Pegilodecakin Falls Short in Phase III Pancreatic Cancer Trial

Maura Dickler, MD, vice president, late phase development, Lilly Oncology

Maura Dickler, MD

Combining the pegylated IL-10 pegilodecakin with FOLFOX (folinic acid, 5-FU, oxaliplatin) chemotherapy did not improve overall survival (OS) as a second-line therapy for patients with metastatic pancreatic cancer, according to topline results from the phase III SEQUOIA trial.¹

Lilly Oncology, the company developing pegilodecakin, plans to submit the safety and efficacy data from the trial at an upcoming medical conference.

"Pancreatic cancer has proven to be one of the most difficult tumor types to treat and there have been very few recent treatment advancements in the later-line metastatic setting.
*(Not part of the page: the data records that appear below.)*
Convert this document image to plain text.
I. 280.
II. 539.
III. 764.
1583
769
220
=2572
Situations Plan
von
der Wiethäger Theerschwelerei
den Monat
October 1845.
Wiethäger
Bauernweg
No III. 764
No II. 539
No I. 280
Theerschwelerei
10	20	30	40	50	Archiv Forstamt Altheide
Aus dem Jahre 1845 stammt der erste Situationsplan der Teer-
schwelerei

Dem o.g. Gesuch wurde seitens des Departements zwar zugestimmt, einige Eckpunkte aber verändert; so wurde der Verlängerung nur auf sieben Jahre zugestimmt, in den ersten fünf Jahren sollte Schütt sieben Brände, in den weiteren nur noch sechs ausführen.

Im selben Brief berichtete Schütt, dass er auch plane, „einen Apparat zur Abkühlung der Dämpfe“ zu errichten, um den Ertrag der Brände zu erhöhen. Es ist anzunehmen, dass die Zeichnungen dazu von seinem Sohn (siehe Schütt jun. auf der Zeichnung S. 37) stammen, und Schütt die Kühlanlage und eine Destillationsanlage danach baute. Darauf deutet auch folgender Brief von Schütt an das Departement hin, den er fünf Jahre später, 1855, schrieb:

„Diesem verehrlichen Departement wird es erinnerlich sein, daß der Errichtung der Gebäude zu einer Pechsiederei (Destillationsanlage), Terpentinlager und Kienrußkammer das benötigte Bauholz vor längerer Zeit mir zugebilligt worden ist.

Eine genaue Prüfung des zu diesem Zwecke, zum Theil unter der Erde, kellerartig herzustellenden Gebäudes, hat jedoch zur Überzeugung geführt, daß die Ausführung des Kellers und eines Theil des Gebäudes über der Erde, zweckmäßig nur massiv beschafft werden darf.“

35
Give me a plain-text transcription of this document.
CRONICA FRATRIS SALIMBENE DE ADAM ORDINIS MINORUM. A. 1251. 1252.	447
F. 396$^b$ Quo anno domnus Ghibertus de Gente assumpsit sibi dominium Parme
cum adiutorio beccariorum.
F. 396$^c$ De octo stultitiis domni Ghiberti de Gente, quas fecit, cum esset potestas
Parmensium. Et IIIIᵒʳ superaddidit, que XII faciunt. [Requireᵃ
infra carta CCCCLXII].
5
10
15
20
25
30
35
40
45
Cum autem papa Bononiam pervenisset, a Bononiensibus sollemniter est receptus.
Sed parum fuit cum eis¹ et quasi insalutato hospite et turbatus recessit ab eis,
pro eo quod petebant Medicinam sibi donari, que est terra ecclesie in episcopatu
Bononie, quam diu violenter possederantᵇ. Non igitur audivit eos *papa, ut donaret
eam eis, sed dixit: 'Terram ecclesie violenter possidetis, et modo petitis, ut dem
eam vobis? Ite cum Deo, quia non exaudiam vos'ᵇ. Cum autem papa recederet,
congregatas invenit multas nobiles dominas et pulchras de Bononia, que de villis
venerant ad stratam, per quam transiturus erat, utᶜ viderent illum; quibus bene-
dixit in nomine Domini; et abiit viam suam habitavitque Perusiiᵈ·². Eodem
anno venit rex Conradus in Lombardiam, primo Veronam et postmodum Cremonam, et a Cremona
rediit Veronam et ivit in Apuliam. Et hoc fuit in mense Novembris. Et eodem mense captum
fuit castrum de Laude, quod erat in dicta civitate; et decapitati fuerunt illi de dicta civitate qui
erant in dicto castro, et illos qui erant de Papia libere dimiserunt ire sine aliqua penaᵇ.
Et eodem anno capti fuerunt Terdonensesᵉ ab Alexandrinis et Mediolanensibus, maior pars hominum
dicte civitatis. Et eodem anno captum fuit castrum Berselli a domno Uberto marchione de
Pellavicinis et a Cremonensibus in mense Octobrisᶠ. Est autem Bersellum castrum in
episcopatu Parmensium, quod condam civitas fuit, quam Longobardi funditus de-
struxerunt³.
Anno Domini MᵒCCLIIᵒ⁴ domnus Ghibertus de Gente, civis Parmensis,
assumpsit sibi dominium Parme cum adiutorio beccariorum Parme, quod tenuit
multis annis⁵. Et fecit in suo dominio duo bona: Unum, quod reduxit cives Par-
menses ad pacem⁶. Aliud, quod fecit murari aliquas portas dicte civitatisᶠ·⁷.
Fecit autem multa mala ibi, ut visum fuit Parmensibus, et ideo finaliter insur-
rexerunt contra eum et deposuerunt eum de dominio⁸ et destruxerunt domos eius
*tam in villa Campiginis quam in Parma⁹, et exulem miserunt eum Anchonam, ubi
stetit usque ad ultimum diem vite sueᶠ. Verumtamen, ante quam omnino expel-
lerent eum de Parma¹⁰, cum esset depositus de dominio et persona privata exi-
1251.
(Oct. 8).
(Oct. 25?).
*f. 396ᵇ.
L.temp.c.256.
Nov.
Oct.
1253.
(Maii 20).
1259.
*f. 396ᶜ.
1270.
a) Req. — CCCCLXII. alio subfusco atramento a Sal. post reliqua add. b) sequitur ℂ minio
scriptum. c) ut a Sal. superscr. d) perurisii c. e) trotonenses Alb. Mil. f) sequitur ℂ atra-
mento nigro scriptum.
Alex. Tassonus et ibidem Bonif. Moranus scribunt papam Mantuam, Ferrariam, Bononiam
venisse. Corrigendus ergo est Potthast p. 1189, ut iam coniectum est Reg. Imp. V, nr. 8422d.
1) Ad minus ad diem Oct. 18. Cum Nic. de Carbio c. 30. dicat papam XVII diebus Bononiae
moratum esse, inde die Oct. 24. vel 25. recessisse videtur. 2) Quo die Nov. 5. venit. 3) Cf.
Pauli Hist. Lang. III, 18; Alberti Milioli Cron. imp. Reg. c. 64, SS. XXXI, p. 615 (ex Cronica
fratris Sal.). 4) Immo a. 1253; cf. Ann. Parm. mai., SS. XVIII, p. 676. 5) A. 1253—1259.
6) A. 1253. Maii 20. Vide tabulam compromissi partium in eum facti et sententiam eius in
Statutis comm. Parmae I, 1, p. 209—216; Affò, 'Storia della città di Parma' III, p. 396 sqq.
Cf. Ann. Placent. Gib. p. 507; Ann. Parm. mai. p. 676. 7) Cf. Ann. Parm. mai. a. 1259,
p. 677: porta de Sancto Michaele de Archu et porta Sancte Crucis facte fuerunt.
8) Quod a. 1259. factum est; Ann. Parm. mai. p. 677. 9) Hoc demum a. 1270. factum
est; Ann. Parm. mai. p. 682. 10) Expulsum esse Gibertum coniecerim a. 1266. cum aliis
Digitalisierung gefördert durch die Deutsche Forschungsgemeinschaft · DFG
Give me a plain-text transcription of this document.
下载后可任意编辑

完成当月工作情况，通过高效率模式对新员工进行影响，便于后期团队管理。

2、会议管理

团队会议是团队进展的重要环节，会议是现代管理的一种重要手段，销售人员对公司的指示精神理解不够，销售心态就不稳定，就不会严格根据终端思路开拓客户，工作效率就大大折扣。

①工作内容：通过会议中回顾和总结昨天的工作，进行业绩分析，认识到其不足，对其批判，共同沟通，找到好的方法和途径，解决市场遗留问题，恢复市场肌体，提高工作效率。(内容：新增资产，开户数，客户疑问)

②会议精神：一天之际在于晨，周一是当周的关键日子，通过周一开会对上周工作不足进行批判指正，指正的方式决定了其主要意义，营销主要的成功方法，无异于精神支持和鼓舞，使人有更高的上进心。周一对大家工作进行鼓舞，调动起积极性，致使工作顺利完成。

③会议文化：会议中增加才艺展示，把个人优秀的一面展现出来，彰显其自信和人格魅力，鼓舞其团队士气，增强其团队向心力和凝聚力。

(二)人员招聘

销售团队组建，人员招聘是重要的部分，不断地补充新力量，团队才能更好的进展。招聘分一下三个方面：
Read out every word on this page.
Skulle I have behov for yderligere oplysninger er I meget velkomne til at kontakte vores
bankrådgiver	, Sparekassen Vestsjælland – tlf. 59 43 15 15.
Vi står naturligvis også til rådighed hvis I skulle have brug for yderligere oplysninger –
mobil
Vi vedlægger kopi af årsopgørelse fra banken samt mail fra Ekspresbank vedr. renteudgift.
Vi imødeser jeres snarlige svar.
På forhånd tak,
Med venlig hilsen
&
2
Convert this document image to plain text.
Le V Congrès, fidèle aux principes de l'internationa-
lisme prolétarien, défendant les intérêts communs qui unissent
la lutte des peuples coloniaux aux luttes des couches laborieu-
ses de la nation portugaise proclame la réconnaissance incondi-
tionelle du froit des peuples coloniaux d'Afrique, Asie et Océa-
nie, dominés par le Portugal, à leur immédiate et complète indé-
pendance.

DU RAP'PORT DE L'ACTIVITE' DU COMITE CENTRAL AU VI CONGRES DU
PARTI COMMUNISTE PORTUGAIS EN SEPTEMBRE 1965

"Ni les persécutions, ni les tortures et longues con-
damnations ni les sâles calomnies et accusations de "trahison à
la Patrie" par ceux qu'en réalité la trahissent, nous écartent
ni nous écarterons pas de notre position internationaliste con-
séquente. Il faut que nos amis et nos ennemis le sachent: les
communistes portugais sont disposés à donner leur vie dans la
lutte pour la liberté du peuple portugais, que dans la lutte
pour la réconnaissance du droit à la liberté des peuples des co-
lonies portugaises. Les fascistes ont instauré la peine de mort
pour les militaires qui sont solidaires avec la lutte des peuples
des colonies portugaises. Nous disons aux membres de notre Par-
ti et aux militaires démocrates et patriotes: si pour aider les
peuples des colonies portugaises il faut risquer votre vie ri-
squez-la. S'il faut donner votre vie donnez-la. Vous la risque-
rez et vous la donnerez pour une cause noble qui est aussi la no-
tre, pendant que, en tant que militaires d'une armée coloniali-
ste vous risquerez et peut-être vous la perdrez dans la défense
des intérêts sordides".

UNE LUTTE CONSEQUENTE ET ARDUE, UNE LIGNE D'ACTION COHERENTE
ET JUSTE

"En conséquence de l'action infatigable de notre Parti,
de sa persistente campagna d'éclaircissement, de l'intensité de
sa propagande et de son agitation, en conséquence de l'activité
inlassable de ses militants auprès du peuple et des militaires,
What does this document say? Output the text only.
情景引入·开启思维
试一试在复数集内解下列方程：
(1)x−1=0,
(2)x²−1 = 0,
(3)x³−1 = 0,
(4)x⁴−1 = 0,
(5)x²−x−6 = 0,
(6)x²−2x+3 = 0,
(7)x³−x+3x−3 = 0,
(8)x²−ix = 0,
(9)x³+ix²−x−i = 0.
We are grateful to the patients, investigators, and researchers who participated in the study," Maura Dickler, MD, vice president, late phase development, Lilly Oncology, said in a press release.

"While we are disappointed by the outcome of the SEQUOIA study, we look forward to the upcoming results in lung cancer, learning from those results and increasing our understanding of pegilodecakin's novel mechanism of action in cancer immunotherapy," added Dickler.

The global, multicenter, randomized phase III SEQUOIA trial included 567 patients with metastatic adenocarcinoma of the pancreas with disease progression after first-line treatment with a gemcitabine-containing regimen. Patients were randomized to FOLFOX alone or in combination with pegilodecakin. Overall survival was the primary endpoint.

Grade 3/4 adverse events that occurred at a ≥5% higher rate in the pegilodecakin versus the FOLFOX-alone arm included neutropenia, thrombocytopenia, fatigue, and anemia.

The SEQUOIA trial was launched following positive data from the phase I/Ib IVY study, which explored pegilodecakin as monotherapy and combined with chemotherapy or immunotherapy across several solid tumor types, including pancreatic cancer, non—small cell lung cancer, and renal cell carcinoma.

Data from the IVY trial were presented at the 2018 ESMO Congress for a subgroup of 25 heavily pretreated patients with pancreatic ductal adenocarcinoma.² The patients were treated with pegilodecakin (5.0 µg/kg) plus FOLFOX. Twenty-one patients had not received a prior platinum-based regimen and had progressed on a gemcitabine-containing regimen. The median number of prior therapies was 2 (range, 1-5). The median follow-up was 26.4 months (range, 22-32).

Among 19 evaluable patients, the objective response rate (ORR) was 15.8%, including 2 (10.5%) complete responses and 1 partial response. The disease control rate was 73.7%. The median progression-free survival and median OS were 2.6 and 10.2 months, respectively. The 1- and 2-year OS rates were 42.9% and 28.6%, respectively.

In the safety population, which included all 25 patients, grade 3/4 treatment-related adverse events included thrombocytopenia (56%), anemia (44%), neutropenia (36%), leukopenia (12%), and fatigue (12%). Sixteen percent of patients had grade 1/2 neuropathy, but there were no reported cases of grade 3/4 neuropathy.

"More than 56,700 Americans—mothers, daughters, fathers, sons, colleagues and friends—will be diagnosed with pancreatic cancer this year alone," Julie Fleshman, JD, MBA, president and CEO of the Pancreatic Cancer Action Network (PanCAN), said in the press release. "Because this is an aggressive disease and the current scope of treatment options is limited, there remains an urgent need for meaningful solutions to improve outcomes for pancreatic cancer patients."

References

1. Lilly announces phase 3 study in patients with metastatic pancreatic cancer did not meet primary endpoint of overall survival. Posted October 16, 2019. Accessed October 16, 2019. https://prn.to/2VMNc2p.
2. Hecht JR, Naing A, Falchook GS, et al. Responses and durability of clinical benefit in pancreatic ductal adenocarcinoma (PDAC) patients treated with pegilodecakin (AM0010) in combination with 5-FU/LV and oxaliplatin (FOLFOX). Ann Oncol. 2018;29(8 suppl, abstr 1143P). doi: 10.1093/annonc/mdy288.016.